Despite the Carl Icahn efforts to force a higher price, Dell’s buyout now looks capped at $13.65 rather than floored at $13.65. You have to assume that the earnings results are going to be very weak on Thursday. Still, Michael Dell will face a serious fight on his hands if he were to lower his $13.65 share price buyout offer. His board has been in support of his offer from the start, but pulling out would almost certainly force his board of directors to stage a coup. That being said, investors just do not expect that a higher buyout is coming here.
Carl Icahn looks like he wet the bed here thinking he could just muscle his way into Dell to force a higher buyout or to force a recapitalization that would leave a large portion of the company public. Remember when we warned you about the activist investor bubble? Now it looks like holders of the Icahn Enterprises, L.P. (NASDAQ: IEP) units under Carl Icahn could lose some of those big profits if Icahn remains unable to shake Michael Dell into working a better deal.

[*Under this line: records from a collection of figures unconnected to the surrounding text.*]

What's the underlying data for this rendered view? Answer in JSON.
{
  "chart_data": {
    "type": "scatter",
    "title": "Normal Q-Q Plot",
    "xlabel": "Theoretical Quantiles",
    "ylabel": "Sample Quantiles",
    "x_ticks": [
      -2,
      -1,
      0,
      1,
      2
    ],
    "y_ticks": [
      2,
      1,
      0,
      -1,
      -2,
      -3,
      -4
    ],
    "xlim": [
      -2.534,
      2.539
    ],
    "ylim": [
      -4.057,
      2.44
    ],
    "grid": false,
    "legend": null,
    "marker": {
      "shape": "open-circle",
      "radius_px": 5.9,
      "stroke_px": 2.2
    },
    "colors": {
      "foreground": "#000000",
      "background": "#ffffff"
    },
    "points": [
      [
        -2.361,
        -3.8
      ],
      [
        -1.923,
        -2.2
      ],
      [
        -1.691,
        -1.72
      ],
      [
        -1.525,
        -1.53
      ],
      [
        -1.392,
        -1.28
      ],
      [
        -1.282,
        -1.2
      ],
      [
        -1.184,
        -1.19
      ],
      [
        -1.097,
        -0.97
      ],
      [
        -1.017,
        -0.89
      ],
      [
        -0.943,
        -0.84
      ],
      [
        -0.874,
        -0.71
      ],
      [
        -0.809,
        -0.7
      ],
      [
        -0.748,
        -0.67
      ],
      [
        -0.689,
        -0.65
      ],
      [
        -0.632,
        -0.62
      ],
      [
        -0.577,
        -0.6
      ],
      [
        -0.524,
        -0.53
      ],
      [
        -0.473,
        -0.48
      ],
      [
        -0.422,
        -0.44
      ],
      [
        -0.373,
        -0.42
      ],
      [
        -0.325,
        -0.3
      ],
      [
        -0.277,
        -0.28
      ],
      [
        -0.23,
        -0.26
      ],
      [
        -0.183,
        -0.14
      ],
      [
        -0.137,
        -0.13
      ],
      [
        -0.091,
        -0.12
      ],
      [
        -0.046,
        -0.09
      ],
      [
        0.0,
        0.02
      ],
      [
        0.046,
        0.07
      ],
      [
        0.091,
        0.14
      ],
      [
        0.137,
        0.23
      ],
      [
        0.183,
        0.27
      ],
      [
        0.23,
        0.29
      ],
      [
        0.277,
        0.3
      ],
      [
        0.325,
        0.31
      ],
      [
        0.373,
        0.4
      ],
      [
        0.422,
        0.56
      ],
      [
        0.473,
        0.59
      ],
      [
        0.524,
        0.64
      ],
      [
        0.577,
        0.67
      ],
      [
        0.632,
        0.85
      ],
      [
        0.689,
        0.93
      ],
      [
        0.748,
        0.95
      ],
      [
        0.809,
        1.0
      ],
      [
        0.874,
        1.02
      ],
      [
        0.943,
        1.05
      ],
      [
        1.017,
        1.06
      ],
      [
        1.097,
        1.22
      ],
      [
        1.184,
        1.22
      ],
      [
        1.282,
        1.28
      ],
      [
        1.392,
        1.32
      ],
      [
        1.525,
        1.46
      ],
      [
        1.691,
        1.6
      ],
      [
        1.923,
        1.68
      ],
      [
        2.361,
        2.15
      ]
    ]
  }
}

Microsoft Corporation (NASDAQ: MSFT) is still tentatively involved in a preferred share of sorts, but The Blackstone Group L.P. (NYSE: BX) backed away when it witnessed the decline of the trends in the PC business.
Dell shares are trading at $13.47, some 1.33% under the $13.65 per share buyout price. That leaves very little room for the so-called merger arbitrage investors who take the risk that a deal cannot close.
Dell shares are up 33% in 2013. Rival shares in Hewlett-Packard Co. (NYSE: HPQ) are up by 48% so far in 2013. H-P is in a turnaround and is too large to be acquired, yet Dell’s turnaround and buyout only have the stock up by about two-thirds as much as that of H-P.
The IQ Merger Arbitrage ETF (NYSE: MNA) is betting on the Dell buyout and has about 7% of its assets in the fund. Its investors are hoping that all remains well with the Dell buyout after earnings. With a discount of only 1.3% or so, Wall Street’s vote is that Michael Dell is going to close the deal originally proposed and not for a single cent higher.